During public health emergencies, such shortages, in conjunction with state licensure requirements, can have especially harmful consequences. As of 2008, 18 states did not permit exemption from licensure or expedited licensure for volunteer physicians during disasters. In these states, any out-of-state private practitioners who render voluntary aid must in effect practice medicine without a license, potentially placing themselves at risk for civil and/or criminal penalties.
The impact on telemedicine. State licensure has had a marked effect on telemedicine in particular, effectively stifling its growth as an industry. For decades, telemedicine has been touted as a potentially groundbreaking innovation which could benefit providers (lowering administrative costs, reducing barriers to relocating), patients (lowering the cost of care, increasing access, improving health outcomes), and payers (exerting downward price pressure on providers). While the extent of these benefits is disputed, telemedicine has had success in several areas where it has been promoted.
A Better Path Forward
For years, various organizations have advanced proposals for relaxing the regulation of telemedicine and making it easier for physicians to practice across state borders. For example, the Federation of State Medical Boards (FSMB) has endorsed and taken steps toward implementing a system of “expedited endorsement,” which offers qualifying doctors a simpler and more standardized licensure application process, but which still requires doctors to obtain a separate license for each state.
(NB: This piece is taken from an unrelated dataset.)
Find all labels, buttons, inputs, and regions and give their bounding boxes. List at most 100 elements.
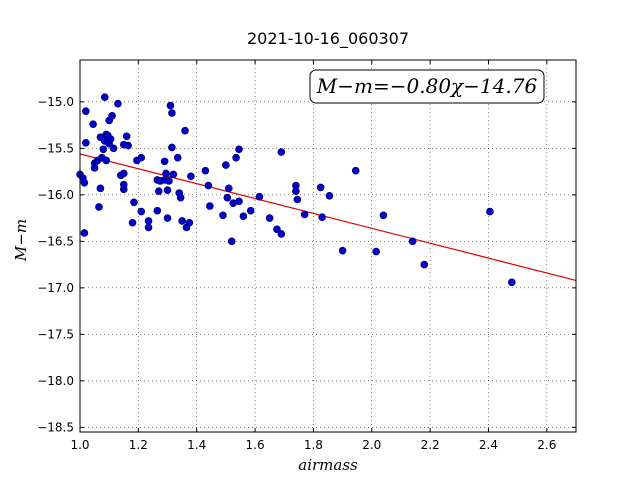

The Center for American Progress recommends that, short of the federal government implementing a single national licensing scheme, states should go further by adopting mutual recognition agreements in which they honor each other’s physician licenses (as they now do, for example, with driver’s licenses). Mutual recognition has already been adopted in Europe and Australia and has been successfully utilized by the Veterans Administration, the U.S. military, and the Public Health Service. In addition, twenty-four states have signed on to a similar agreement for registered nurses and licensed practical/vocational nurses, called the Nurse Licensure Compact.
To spur action and help defray the costs associated with implementation, the federal government should encourage states to adopt mutual recognition agreements for physicians. For instance, as noted above, the Center for Medicare and Medicaid Innovation (CMMI) could create an Innovation Model to pilot the use of telemedicine to provide access to underserved communities by offering funding to states that sign mutual recognition agreements. Because similarly complex and burdensome licensing systems also deter advanced practice registered nurses (APRNs) from providing needed health services across state lines, CMMI should consider including incentives in the innovation model for states that include APRNs in their mutual recognition agreements.
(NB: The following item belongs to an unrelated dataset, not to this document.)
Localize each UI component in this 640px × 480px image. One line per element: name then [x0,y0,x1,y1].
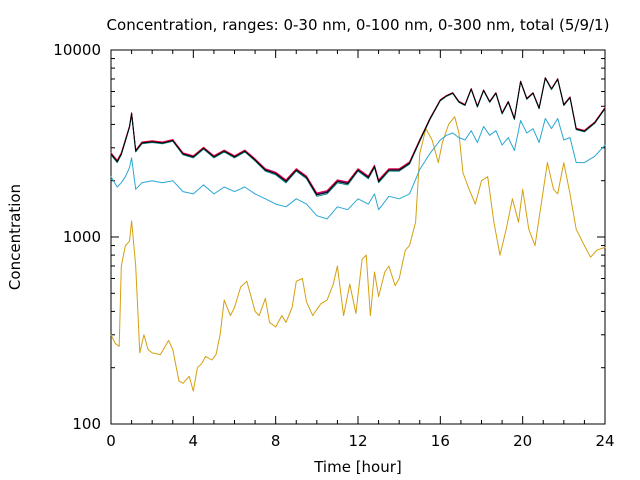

Proponents of the current system may object that adopting mutual recognition would compromise patient safety or reduce the revenues that states derive from licensure fees. Yet because standards for physician treatment, training, and testing already apply nationwide, requiring physicians to obtain separate licenses for each state in which they practice confers little additional protection on patients. Mutual recognition could actually be designed in such a way as to raise overall standards, for example by requiring that participating states conduct physician background checks. Similarly, states could offset potential lost revenue by increasing fees for multi-state licenses.
The reality is that state medical licensure is a vestigial system that imposes significant costs on society without furnishing any kind of commensurate benefit. We can and should do more to address this problem.